そしてその、最も広い幸鷹の私室で花梨は仁王立ちになって激怒していた。最近、幼い妻を迎えた屋敷の主たる幸鷹だが、甘やかな婚姻生活には縁遠い。職責が余りに重たい事やら、なまじ当人が熱心故に職務に奔走するばかりで不在がちなのが起因している。
 しかし大恋愛で文字通り全てを投げ打ってまで結婚した花梨には、いい加減我慢の限界だ。


「えぇ、幸鷹さんが忙しいのなんて知ってます!私の我儘だけど否なものは厭なんですっ」
 こんなに大好きなのに結婚だってしたのに、ちっとも一緒に居られない。今日だって珍しくお部屋に居るのに
『読みたい本が溜まっていて…』
とか言い出したから、私は猛烈に腹が立ってしまって幸鷹さんの眼鏡を取り上げた。
度の進んだ近眼だから眼鏡がなければ本を読むのも大変みたい、取り上げて私は結構清々した。
 たまにはかまって欲しい。一生懸命睨むと眼鏡を取り返せないのは判ったみたいで動かしていた手を下げた。
「花梨」
「な、何ですか」
「それでは…、貴女が教えて下さいませんか?休日の過ごし方を」
「え?」
「どうもその…、私には楽しい休日の過ごし方というと読書をしたり勉学をしたりというのが大変に楽しいのです。でも、それは一人の楽しみ方、どの様にしたら貴女も楽しいのでしょうか。囲碁でもしますか?私はその…、貴女と共に過ごせるだけで嬉しいのですが」
 すごい殺し文句を言われた気がする。そんな風に困った顔で言われたらずっと怒っているのも悪い気がしてきた。

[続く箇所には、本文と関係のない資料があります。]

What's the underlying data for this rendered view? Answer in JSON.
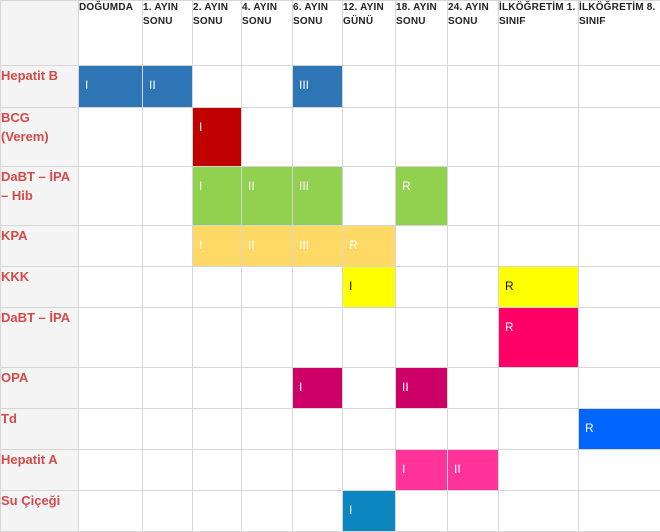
{
  "columns": [
    "",
    "DOĞUMDA",
    "1.  AYIN SONU",
    "2.  AYIN SONU",
    "4.  AYIN SONU",
    "6.  AYIN SONU",
    "12.  AYIN GÜNÜ",
    "18. AYIN SONU",
    "24. AYIN SONU",
    "İLKÖĞRETİM 1. SINIF",
    "İLKÖĞRETİM 8. SINIF"
  ],
  "rows": [
    {
      "name": "Hepatit B",
      "cells": [
        {
          "dose": "I",
          "color": "#2e75b6"
        },
        {
          "dose": "II",
          "color": "#2e75b6"
        },
        null,
        null,
        {
          "dose": "III",
          "color": "#2e75b6"
        },
        null,
        null,
        null,
        null,
        null
      ]
    },
    {
      "name": "BCG (Verem)",
      "cells": [
        null,
        null,
        {
          "dose": "I",
          "color": "#c00000"
        },
        null,
        null,
        null,
        null,
        null,
        null,
        null
      ]
    },
    {
      "name": "DaBT – İPA – Hib",
      "cells": [
        null,
        null,
        {
          "dose": "I",
          "color": "#92d050"
        },
        {
          "dose": "II",
          "color": "#92d050"
        },
        {
          "dose": "III",
          "color": "#92d050"
        },
        null,
        {
          "dose": "R",
          "color": "#92d050"
        },
        null,
        null,
        null
      ]
    },
    {
      "name": "KPA",
      "cells": [
        null,
        null,
        {
          "dose": "I",
          "color": "#ffd966"
        },
        {
          "dose": "II",
          "color": "#ffd966"
        },
        {
          "dose": "III",
          "color": "#ffd966"
        },
        {
          "dose": "R",
          "color": "#ffd966"
        },
        null,
        null,
        null,
        null
      ]
    },
    {
      "name": "KKK",
      "cells": [
        null,
        null,
        null,
        null,
        null,
        {
          "dose": "I",
          "color": "#ffff00",
          "dark": true
        },
        null,
        null,
        {
          "dose": "R",
          "color": "#ffff00",
          "dark": true
        },
        null
      ]
    },
    {
      "name": "DaBT – İPA",
      "cells": [
        null,
        null,
        null,
        null,
        null,
        null,
        null,
        null,
        {
          "dose": "R",
          "color": "#ff0066"
        },
        null
      ]
    },
    {
      "name": "OPA",
      "cells": [
        null,
        null,
        null,
        null,
        {
          "dose": "I",
          "color": "#cc0066"
        },
        null,
        {
          "dose": "II",
          "color": "#cc0066"
        },
        null,
        null,
        null
      ]
    },
    {
      "name": "Td",
      "cells": [
        null,
        null,
        null,
        null,
        null,
        null,
        null,
        null,
        null,
        {
          "dose": "R",
          "color": "#0066ff"
        }
      ]
    },
    {
      "name": "Hepatit A",
      "cells": [
        null,
        null,
        null,
        null,
        null,
        null,
        {
          "dose": "I",
          "color": "#ff3399"
        },
        {
          "dose": "II",
          "color": "#ff3399"
        },
        null,
        null
      ]
    },
    {
      "name": "Su Çiçeği",
      "cells": [
        null,
        null,
        null,
        null,
        null,
        {
          "dose": "I",
          "color": "#0b86c1"
        },
        null,
        null,
        null,
        null
      ]
    }
  ]
}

「え~と、…じゃあ、前からしたかった事をしても良いですか?」
「ええ、何なりと」
「あのね、一緒にお出かけしたいです」
「あぁ、そうだったのですね。外出も良い、どこへ行きましょうか」
「う~ん、…あっ!市を見たいです。それからね、お散歩したいな」
「ではそうしましょう」
「後ね、後…」
「どうしましたか?その様に可愛らしい顔をして」
 私はつん、と幸鷹さんの袖を引っ張っておねだりした。
「手をね、繋いで歩いてほしいの」
「手を、ですか?」
「はい…。ダメですか?」
 流石に無理かなぁ。幸鷹さん、人前でとか嫌かな…。
沈黙が痛いよ。
「あの、やっぱり良いですっ。ごめんなさい」
 耐え切れなくなって私は頭を下げた。
「…厭ではないのです。ただ、その…‥気恥ずかしくて」
 よく見ると幸鷹さんは首まで赤い。眼鏡もないのに直してるし。
「…貴女だけですよ、こんなに私を困らせてしまうのは」
「あの、ごめんなさい」
「貴女は何時も私を上手に困らせる、それなのに嬉しいと想ってしまうから重症なのでしょうか」
「えと、それってOKって事ですか?」
「勿論ですよ、牛車を降りたら帰路までずっと」
「…――」
 好きになる瞬間って、こうやって増えていくのかな。どうしよう、物凄く嬉しい。
「うわっ!か、花梨!?」
 思い切り抱きついた。
「えへへ、幸鷹さん大好き!すっごく好き、ありがとうー」
 お天気も良かったから一緒にお出かけしたかった、手も繋いでくれるし本当に嬉しい。
「きっと楽しいです、だって二人だもん」
 返事はなかったけど、抱き締めてくれる手が両手になった。
「一つ付け加えるなら、私達は死ぬまで一緒ですよ。だから二人で毎日過ごしていきましょう」
「はい、宜しくね、幸鷹さん」
「こちらこそ」
 生真面目な声がくすぐったくて、私は目を閉じた。





 それから私達は晴れた日には手を繋いで出掛けてます。
歩く速さが違っても、見える風景が違っても二人で歩けるなら嵐が来ても大丈夫…、かな?